第五十八話 お菓子作りアルくん
アルは現在調理場に立っている。「お菓子を作りたい」と、雨紺と沙紺に頼んだのだが、材料に悩んでいた。
「クローリーさん、乳製品は大丈夫なのは分かっているんですが、玉子は大丈夫なんですか?」
お菓子作りには玉子を使用するものが多い。
隣にいた、雨紺がアルの疑問に答えた。
「黒瓜様は月人との混血なので、実はお肉を食べられるんですよ」
「食べないんじゃなくて、食べないんですか?」
「ええ、動物性のタンパク質を摂取し過ぎると、ウサギの姿を維持できないからと仰ってました。でも筋力の維持のために時々玉子は食べるみたいですね。メレンゲクッキーとカステラがお好きみたいです」
「そう言えば、船の中でメレンゲクッキーを食べてました」
沙紺が雨紺の言葉に付け足した。
「お菓子に使うのなら、養鶏所に黒瓜様専用の玉子があるんですよ」
「通常の玉子と違うんですか?」
「有精卵が混ざらない様に、飼育してるんです」
「なるほど、有精卵は生き物というこですか」
「そう」
「カステラってなんですか?」
再び、雨紺が答えてくれた。
「え~と、シフォンケーキやスポンジケーキみたいなものです。玉子をたっぷり使った焼き菓子です」
「黒瓜様なら、アルくんの得意なお菓子のほうが、喜ぶと思いますよ」
沙紺のアドバイスに、アルは得意な菓子を作ることにした。
「何が得意なんですか?」
「ジンジャークッキー」
「生姜のクッキーですね。クリスマスによく食べるやつ」
「知ってるんですね」
「黒瓜様のお父様が神父様で双子の妹、白瓜様がシスターなので冬になるとジンジャークッキーを差し入れに来ます」
沙紺の後に雨紺が話を続けた。
「黒瓜様は大陸の菓子も好きなので、レシピ本とお菓子を買って来ては、私たちに作ってと頼むんですよ。動物性のタンパク質を、バレないように摂取できますから」
「だから、メレンゲクッキーなんですね」
「生姜はありますけど、そのほかの香辛料はどうします?」
「そうですね…定番はシナモンとクローブですが、何か、東の香辛料を入れるのも良いかも知れないです」
「それなら、山椒が合いそうです」
「さんしょう?」
「胡椒に似た東の香辛料です。少しピリッと痺れます」
雨紺が山椒の粒を調味料が並んでいるところから持ってきたので、アルはそれを一粒噛んだ。噛むと強烈に爽やかな風味の後に、舌の痺れがやってきた。
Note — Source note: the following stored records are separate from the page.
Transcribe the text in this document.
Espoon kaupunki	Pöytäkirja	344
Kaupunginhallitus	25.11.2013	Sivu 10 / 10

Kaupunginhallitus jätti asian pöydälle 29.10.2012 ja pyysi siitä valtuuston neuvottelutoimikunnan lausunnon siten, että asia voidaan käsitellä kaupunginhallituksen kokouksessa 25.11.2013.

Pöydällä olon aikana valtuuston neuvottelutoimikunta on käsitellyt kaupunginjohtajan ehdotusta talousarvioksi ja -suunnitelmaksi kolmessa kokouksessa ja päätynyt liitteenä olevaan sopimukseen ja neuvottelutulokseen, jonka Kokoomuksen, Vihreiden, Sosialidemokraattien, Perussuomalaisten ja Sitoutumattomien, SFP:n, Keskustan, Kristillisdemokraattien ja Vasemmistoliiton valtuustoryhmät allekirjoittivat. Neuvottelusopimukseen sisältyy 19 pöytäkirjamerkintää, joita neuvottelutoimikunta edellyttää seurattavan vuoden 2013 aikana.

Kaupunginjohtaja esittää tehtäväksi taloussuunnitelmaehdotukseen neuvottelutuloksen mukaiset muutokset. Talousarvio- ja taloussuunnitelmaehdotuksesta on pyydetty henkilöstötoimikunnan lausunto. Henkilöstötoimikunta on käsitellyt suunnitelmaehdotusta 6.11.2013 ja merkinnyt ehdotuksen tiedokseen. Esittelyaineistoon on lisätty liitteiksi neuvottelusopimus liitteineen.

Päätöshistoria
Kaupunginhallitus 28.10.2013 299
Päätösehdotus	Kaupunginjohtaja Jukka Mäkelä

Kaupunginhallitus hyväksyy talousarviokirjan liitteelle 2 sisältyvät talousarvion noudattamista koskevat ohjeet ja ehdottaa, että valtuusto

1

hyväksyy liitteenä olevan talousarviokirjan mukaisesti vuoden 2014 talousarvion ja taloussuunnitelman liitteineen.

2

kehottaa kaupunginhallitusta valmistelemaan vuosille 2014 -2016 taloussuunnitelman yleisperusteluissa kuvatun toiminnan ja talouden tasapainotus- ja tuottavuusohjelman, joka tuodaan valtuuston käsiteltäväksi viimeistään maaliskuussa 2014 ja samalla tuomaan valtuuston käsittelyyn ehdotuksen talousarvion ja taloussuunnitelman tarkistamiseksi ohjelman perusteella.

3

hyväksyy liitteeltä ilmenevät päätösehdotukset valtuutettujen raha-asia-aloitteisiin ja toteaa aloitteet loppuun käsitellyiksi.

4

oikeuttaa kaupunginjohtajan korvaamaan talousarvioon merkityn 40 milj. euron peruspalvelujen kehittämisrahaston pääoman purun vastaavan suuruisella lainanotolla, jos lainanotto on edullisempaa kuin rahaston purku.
「胡椒よりオレンジに似た爽やかな風味が生姜と合いそう…です…ちょっと、痺れますけど」
「では作ってみましょう」
「型抜きとかあるんですか?」
「ありますよ。お花の型」
沙紺が調理器具を仕舞っている引き出しから花の型を持ってきた。
「それで、抜きましょう」
通常の生地と山椒を加えた二種類の生地を作った。
「あとは焼いてみるだけですね」
「どうなるのか楽しみです」
十五分後、焼けたクッキーをオーブン釜から取り出した。しっかり濃いめの狐色に焼けている。